Here are less subjective arguments:

• MariaDB has two slave...exec_mode variables. slave_exec_mode was implemented first, it is STRICT by default, slave_ddl_exec_mode was clearly modelled after the first one, but it has a different default, it's inconsistent.
• Before slave_ddl_exec_mode was added, replication would've stopped if the slave table had existed, with the new variable having IDEMPOTENT default, it changed the behavior of replication in that case
• MySQL replication stops if the slave table exists. While we can deviate from MySQL and we do, there has to be a really good reason for that, users generally appreciate when we're compatible.

These arguments aren't subjective. If slave_ddl_exec_mode would've been added now, it'd be a no-brainer, the default, of course, should've been STRICT.

But it was added ten years ago. Changing the default now would be an incompatible change. This is an objective argument for IDEMPOTENT. Is it strong enough to overweight three objective arguments for STRICT?

I personally — subjectively — think, it's not and we should change to STRICT. The fact that nobody noticed this in 10 years, nobody complained about this incompatible change in behavior when it happened — it shows it's a very low-key issue and hardly anyone will be affected negatively when we change the default.

Serg, I don't know why you skip the most important objective argument:

• IDEMPOTENCY makes a normal, correct use case, where the user is not doing anything wrong, behave correctly and not break replication.
• STRICT makes a slave crash at the wrong time break replication.

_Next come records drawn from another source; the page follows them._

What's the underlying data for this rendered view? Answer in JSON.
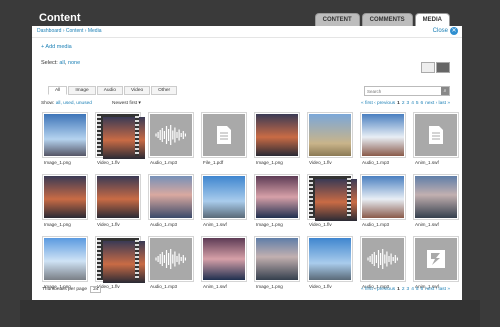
{
  "page": {
    "title": "Content"
  },
  "tabs": [
    {
      "label": "CONTENT"
    },
    {
      "label": "COMMENTS"
    },
    {
      "label": "MEDIA"
    }
  ],
  "breadcrumb": "Dashboard › Content › Media",
  "close": {
    "label": "Close",
    "icon": "close-icon"
  },
  "add_media": "+ Add media",
  "select": {
    "label": "Select:",
    "all": "all",
    "none": "none"
  },
  "filter_tabs": [
    "All",
    "Image",
    "Audio",
    "Video",
    "Other"
  ],
  "search": {
    "placeholder": "Search"
  },
  "show": {
    "label": "Show:",
    "options": "all, used, unused"
  },
  "sort": {
    "label": "Newest first"
  },
  "pager": {
    "prev": "« first ‹ previous",
    "pages": [
      "1",
      "2",
      "3",
      "4",
      "5",
      "6"
    ],
    "current": "1",
    "next": "next › last »"
  },
  "items": [
    {
      "caption": "Image_1.png",
      "kind": "t-sky1"
    },
    {
      "caption": "Video_1.flv",
      "kind": "film"
    },
    {
      "caption": "Audio_1.mp3",
      "kind": "audio"
    },
    {
      "caption": "File_1.pdf",
      "kind": "file"
    },
    {
      "caption": "Image_1.png",
      "kind": "t-sunset"
    },
    {
      "caption": "Video_1.flv",
      "kind": "t-pyramid"
    },
    {
      "caption": "Audio_1.mp3",
      "kind": "t-cloud"
    },
    {
      "caption": "Anim_1.swf",
      "kind": "file"
    },
    {
      "caption": "Image_1.png",
      "kind": "t-sunset"
    },
    {
      "caption": "Video_1.flv",
      "kind": "t-sunset"
    },
    {
      "caption": "Audio_1.mp3",
      "kind": "t-lake"
    },
    {
      "caption": "Anim_1.swf",
      "kind": "t-coast"
    },
    {
      "caption": "Image_1.png",
      "kind": "t-pink"
    },
    {
      "caption": "Video_1.flv",
      "kind": "film"
    },
    {
      "caption": "Audio_1.mp3",
      "kind": "t-cloud"
    },
    {
      "caption": "Anim_1.swf",
      "kind": "t-rock"
    },
    {
      "caption": "Image_1.png",
      "kind": "t-plain"
    },
    {
      "caption": "Video_1.flv",
      "kind": "film"
    },
    {
      "caption": "Audio_1.mp3",
      "kind": "audio"
    },
    {
      "caption": "Anim_1.swf",
      "kind": "t-pink"
    },
    {
      "caption": "Image_1.png",
      "kind": "t-rock"
    },
    {
      "caption": "Video_1.flv",
      "kind": "t-coast"
    },
    {
      "caption": "Audio_1.mp3",
      "kind": "audio"
    },
    {
      "caption": "Anim_1.swf",
      "kind": "swf"
    }
  ],
  "thumbnails_per_page": {
    "label": "Thumbnails per page",
    "value": "24"
  }
}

I just want to make sure this is understood. It's just a default, DBAs can change it back after upgrading if needed. But in general there seems to be a severe lack of understanding how disruptive any backwards-incompatible change can be to the huge fraction of MariaDB users that do not have dedicated teams or DBAs/developers assigned to manage the database, and who are not active in bug reports, public forums, or support cases.

Oli, the primary objective of MariaDB replication is to make correctly setup master-slave connections replicate correctly and never break. A secondary goal is to support, to the extent possible, more advanced use cases that are "less correct" such as deliberate differences on the slave like extra/missing tables etc.

Detecting diverging slaves as early as possible is always best, but in general is not possible to do reliably. Catching any random corruption deliberately made on a slave by a student is not a primary objective of MariaDB replication, that would require a significantly different replication architecture, I think.